Eberstadt also argues that the increasing secularization of American civilization is inextricably linked to the fatherlessness phenomenon. In 2019, 44 percent of Americans aged eighteen to twenty-nine were “nones.” “None of the above” is now the fastest-growing religious subset in the United States. “There is evidence that the loosening of family ties and the loosening of religious ties are linked—especially among practitioners of identity politics. A 2016 study of white nationalists by the University of Virginia’s Family Policies Institute turned up at least two suggestive findings. One was that subjects were much more likely to be divorced than to be married or never married. Once again, family rupture and extremist identity politics appear to be related. The same study also confirmed that those drawn to white nationalism are unlikely to attend church (indeed, most white nationalists fervently oppose both Christianity and Judaism). Thus, religious rupture and extremist identity politics also appear to be related.”
Eberstadt reaches several devastating conclusions: “What is happening to America is an excruciatingly painful truth that life without father, Father, and filial piety toward country are not the socially neutral options that contemporary liberalism holds them to be. The sinkhole into which all three have collapsed is now a public hazard. The threefold crisis of paternity is depriving many young people—especially young men—of reasons to live as rational and productive citizens. As the Catholic theologian Deborah Savage put it recently, reflecting on America’s youth: ‘They have been left alone in a cosmos with nothing to guide them, not even a firm grasp of what constitutes their basic humanity, and no means of finding the way home.’ All manner of accelerants have made matters worse: the Internet, social media, racial prejudice, lax political leadership, scandals within the churches, the coarsening of political conversation, the polarization of the media into clashing armies . . . Still, summer 2020 signals something new. The triply disenfranchised children of the West have achieved critical mass. They have slipped the surly bonds of their atomized childhoods; they have found their fellow raging sufferers and formed online families; and they have burst as a destructive force onto the national consciousness en masse, left and right, as never before . . . The dispossessed children who roam the streets in search of yet more destruction may not be large in number compared to the rest of America. And to understand them is not to exonerate them—far from it. But they will not go away until the crisis that has unhinged them, and severed them from their own, is ameliorated.”
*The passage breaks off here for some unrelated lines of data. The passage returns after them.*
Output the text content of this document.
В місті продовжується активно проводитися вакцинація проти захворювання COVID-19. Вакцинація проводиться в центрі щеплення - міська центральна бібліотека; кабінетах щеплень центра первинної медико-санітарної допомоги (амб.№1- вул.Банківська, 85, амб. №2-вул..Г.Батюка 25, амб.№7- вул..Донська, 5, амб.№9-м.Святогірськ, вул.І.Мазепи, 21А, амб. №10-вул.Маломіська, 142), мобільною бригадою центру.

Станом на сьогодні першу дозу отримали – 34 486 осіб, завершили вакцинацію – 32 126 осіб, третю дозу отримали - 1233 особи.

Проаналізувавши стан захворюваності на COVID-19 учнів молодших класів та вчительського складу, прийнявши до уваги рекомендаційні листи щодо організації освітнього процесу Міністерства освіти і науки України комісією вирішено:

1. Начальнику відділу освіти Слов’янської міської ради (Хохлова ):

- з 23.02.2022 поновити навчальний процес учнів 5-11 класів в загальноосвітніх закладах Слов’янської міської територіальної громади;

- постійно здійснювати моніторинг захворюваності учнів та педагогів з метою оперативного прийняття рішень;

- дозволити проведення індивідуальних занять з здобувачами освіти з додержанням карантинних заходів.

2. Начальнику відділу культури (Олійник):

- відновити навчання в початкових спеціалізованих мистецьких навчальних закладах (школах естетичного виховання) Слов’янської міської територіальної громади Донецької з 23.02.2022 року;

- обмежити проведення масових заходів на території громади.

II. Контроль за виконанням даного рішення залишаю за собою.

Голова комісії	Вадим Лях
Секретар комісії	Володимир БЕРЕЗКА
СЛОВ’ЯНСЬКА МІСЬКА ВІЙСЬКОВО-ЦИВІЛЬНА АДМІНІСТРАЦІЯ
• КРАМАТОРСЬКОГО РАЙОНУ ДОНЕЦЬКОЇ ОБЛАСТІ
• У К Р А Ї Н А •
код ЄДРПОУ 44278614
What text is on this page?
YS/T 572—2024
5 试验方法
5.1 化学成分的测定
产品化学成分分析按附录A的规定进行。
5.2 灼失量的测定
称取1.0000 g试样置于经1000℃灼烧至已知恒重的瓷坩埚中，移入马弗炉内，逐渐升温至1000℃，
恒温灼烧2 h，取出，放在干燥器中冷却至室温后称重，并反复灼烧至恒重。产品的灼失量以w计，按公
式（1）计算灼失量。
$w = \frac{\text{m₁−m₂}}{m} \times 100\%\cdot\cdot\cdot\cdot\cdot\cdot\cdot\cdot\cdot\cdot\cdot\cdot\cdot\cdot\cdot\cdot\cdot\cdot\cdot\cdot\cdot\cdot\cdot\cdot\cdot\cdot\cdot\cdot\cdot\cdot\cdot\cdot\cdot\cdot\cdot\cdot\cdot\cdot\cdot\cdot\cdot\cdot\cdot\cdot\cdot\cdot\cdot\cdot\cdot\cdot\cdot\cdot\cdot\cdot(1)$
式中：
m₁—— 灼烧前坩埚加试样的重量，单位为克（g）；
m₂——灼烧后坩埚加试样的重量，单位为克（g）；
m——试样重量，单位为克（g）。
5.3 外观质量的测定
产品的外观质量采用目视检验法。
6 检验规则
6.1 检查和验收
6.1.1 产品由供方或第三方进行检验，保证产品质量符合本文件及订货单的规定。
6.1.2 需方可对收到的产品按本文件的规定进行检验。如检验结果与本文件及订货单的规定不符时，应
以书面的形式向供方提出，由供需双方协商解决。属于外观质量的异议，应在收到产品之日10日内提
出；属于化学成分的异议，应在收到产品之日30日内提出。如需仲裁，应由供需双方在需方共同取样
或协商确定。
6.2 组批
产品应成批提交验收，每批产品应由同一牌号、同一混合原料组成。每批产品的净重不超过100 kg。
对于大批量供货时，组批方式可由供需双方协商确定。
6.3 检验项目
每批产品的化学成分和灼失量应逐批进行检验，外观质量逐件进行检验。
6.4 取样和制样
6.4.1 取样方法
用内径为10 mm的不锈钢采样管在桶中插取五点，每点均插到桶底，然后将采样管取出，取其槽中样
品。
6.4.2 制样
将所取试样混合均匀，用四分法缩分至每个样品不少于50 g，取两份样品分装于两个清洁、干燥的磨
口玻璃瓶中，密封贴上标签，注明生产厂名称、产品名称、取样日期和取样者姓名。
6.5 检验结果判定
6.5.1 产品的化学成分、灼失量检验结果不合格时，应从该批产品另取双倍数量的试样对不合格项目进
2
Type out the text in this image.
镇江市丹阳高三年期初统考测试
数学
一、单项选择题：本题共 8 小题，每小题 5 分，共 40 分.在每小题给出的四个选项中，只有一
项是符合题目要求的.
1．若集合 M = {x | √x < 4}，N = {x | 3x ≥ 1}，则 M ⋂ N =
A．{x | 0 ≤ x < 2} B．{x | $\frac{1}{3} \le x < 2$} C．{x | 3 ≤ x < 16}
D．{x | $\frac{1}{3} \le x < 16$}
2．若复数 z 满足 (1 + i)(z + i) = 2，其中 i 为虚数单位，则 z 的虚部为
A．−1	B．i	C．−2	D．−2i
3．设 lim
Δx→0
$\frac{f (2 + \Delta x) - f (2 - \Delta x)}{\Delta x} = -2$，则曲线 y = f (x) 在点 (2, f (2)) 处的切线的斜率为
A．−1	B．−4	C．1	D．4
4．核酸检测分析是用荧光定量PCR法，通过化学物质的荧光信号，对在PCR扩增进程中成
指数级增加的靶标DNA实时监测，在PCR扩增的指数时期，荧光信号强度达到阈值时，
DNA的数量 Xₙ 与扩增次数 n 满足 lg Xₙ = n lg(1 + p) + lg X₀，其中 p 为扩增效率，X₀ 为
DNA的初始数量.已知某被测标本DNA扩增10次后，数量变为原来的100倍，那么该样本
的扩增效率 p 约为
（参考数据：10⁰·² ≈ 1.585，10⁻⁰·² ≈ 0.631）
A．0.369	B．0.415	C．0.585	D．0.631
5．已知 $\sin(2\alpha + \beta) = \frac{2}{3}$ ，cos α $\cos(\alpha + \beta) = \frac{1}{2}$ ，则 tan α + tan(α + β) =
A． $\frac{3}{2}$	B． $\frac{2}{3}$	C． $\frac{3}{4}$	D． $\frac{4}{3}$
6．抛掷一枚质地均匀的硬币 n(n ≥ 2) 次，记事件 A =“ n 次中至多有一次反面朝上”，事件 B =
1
The devastation of the fatherless piercingly documented by Mary Eberstadt drives us to one conclusion: The solution to this formidable crisis is only found in genuine, biblical Christianity, for it alone teaches that the fundamental problem of the human condition is a spiritual one, solved only by the Gospel of Jesus Christ. It is the church that must teach and model godly families. It is the church that must teach and model the transformation that the Gospel produces. The fatherless phenomenon demonstrates the toxic consequences of a civilization that consciously and deliberately defies God’s Creation Ordinance of Genesis 1 and 2: God created marriage and the family and when humanity ignores that truth and pursues its own selfish ways, dysfunction and devastation will result. We are living with those consequences in 2020. Only God’s grace in Jesus Christ can rescue us.
See Mary Eberstadt, “The Fury of the Fatherless” in First Things (December 2020).